Do I have to prevent the user from entering 0 or a negative number?
No, this is not required. (You can do so if you want to, though. You'll have to use an if statement to do it--which we won't learn until next week.)
How do I use an exception to catch negative numbers?
You don't. (In fact, you can't.)

The only time you're going to get an exception from your Scanner is when you ask for a number and the user enters something else. (And the only way to handle this situation is by catching the InputMismatchException. You can't use an if here because, if the user enters a String rather than a number, the call to nextDouble() never even returns.)
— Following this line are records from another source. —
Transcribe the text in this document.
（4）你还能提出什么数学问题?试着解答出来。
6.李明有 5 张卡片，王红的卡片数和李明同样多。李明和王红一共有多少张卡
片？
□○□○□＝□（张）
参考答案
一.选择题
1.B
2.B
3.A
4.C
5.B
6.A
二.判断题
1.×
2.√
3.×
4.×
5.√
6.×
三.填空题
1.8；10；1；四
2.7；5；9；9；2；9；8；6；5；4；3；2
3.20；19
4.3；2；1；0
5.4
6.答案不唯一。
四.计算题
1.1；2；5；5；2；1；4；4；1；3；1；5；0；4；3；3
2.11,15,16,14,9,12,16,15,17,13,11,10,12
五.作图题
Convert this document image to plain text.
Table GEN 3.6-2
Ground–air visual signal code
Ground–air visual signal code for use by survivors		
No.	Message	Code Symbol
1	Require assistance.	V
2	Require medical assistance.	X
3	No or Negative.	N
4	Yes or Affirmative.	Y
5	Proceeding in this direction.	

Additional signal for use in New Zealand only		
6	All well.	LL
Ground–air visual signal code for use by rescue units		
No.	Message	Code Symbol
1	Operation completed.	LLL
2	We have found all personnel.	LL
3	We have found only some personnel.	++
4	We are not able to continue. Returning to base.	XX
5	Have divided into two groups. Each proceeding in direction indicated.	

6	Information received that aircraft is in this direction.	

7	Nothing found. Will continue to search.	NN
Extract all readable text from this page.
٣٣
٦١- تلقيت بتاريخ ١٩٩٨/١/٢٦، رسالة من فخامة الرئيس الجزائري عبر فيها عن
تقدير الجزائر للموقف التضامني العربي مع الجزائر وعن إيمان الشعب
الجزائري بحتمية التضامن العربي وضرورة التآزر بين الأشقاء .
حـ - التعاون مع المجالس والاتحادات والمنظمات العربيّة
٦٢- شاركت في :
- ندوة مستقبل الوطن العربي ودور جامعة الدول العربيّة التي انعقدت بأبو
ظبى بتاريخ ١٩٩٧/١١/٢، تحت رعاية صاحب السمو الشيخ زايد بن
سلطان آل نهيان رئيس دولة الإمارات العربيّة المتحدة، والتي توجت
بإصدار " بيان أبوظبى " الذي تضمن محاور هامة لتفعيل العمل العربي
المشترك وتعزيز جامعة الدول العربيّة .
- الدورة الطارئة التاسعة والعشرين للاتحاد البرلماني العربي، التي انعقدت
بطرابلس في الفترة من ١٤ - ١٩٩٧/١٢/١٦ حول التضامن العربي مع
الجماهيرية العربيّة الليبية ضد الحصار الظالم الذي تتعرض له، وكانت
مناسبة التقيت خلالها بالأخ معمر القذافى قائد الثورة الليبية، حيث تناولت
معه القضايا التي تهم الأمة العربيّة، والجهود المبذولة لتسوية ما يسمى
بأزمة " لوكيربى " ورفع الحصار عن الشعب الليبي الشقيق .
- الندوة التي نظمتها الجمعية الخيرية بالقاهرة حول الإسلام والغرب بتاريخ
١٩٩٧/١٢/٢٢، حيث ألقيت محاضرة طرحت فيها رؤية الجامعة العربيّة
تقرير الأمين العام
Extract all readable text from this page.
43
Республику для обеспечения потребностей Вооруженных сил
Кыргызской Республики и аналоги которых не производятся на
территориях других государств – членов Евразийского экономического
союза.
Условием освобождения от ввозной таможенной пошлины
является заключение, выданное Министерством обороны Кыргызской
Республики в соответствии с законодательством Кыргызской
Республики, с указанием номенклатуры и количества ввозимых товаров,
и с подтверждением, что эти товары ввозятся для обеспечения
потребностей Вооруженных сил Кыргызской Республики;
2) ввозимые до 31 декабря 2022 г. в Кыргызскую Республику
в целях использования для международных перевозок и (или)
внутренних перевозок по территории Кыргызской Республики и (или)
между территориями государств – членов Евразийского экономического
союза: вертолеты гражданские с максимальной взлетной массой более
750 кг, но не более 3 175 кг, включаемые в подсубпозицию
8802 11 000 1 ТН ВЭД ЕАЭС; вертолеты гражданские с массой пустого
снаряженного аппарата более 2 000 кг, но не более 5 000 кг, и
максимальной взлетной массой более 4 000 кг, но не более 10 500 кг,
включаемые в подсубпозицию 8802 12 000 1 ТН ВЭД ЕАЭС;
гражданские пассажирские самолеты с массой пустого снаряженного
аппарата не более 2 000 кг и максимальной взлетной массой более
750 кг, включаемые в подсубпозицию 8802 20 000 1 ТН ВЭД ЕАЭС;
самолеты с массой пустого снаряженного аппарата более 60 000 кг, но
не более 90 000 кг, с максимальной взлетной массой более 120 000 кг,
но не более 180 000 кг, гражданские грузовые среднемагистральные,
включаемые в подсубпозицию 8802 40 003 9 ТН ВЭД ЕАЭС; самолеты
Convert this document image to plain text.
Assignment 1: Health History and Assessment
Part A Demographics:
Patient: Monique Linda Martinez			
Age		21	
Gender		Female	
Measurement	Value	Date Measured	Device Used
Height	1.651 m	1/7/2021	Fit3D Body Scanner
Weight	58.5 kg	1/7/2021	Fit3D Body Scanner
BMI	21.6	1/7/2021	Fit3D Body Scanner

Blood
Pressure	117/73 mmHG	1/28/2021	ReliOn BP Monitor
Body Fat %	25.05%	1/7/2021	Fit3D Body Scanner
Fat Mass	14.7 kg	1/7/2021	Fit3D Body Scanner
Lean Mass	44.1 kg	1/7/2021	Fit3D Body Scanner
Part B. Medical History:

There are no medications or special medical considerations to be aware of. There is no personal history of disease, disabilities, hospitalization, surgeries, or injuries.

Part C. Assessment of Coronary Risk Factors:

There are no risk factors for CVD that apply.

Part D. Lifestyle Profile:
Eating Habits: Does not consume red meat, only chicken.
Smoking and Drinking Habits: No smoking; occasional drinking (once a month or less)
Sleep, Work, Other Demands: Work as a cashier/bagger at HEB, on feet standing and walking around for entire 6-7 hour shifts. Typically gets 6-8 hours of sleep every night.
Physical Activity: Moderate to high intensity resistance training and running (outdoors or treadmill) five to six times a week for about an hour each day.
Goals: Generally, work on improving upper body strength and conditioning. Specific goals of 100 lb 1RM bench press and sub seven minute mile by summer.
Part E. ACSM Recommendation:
Now, once you've successfully read in a number, your particular program might have additional requirements on the format: only even numbers, only something between 1 and 10, or only a number > 0. This you have to test using an if after you successfully read in the number. (You can't use an exception here; you have to test the number yourself with some sort of comparison operator.)
Is it okay if my answer is very very close to the correct answer but not exactly the same?
Yes, that's fine.

The reason for this is how doubles are stored internally. They are only precise to a certain number of decimal places and, depending on which math operations you perform on them and in which order, that last decimal place may get rounded a digit or two either way along the way. For example, consider the following:

    System.out.println(0.3);      //prints: 0.3
    System.out.println(0.1 * 3);  //prints: 0.30000000000000004

This is always a danger with double math. This will be even more true when we get to the == (equality) operator next week.

There is a way to format floating point numbers when you print them, so you don't always have to have a big ugly string of digits. However, the formatting either involves the use of an object (such as an instance of java.text.DecimalFormat), or else a rather arcane formatting code (for example: System.out.printf("%.4f\n", volume)). Have a look at the textbook (section 3.6) if you're interested in these.

Be aware that if you format your decimal numbers for this assignment, your Tamarin grade will suffer because your output will probably not match what Tamarin is expecting. However, your grade should be corrected when your TA confirms your grade.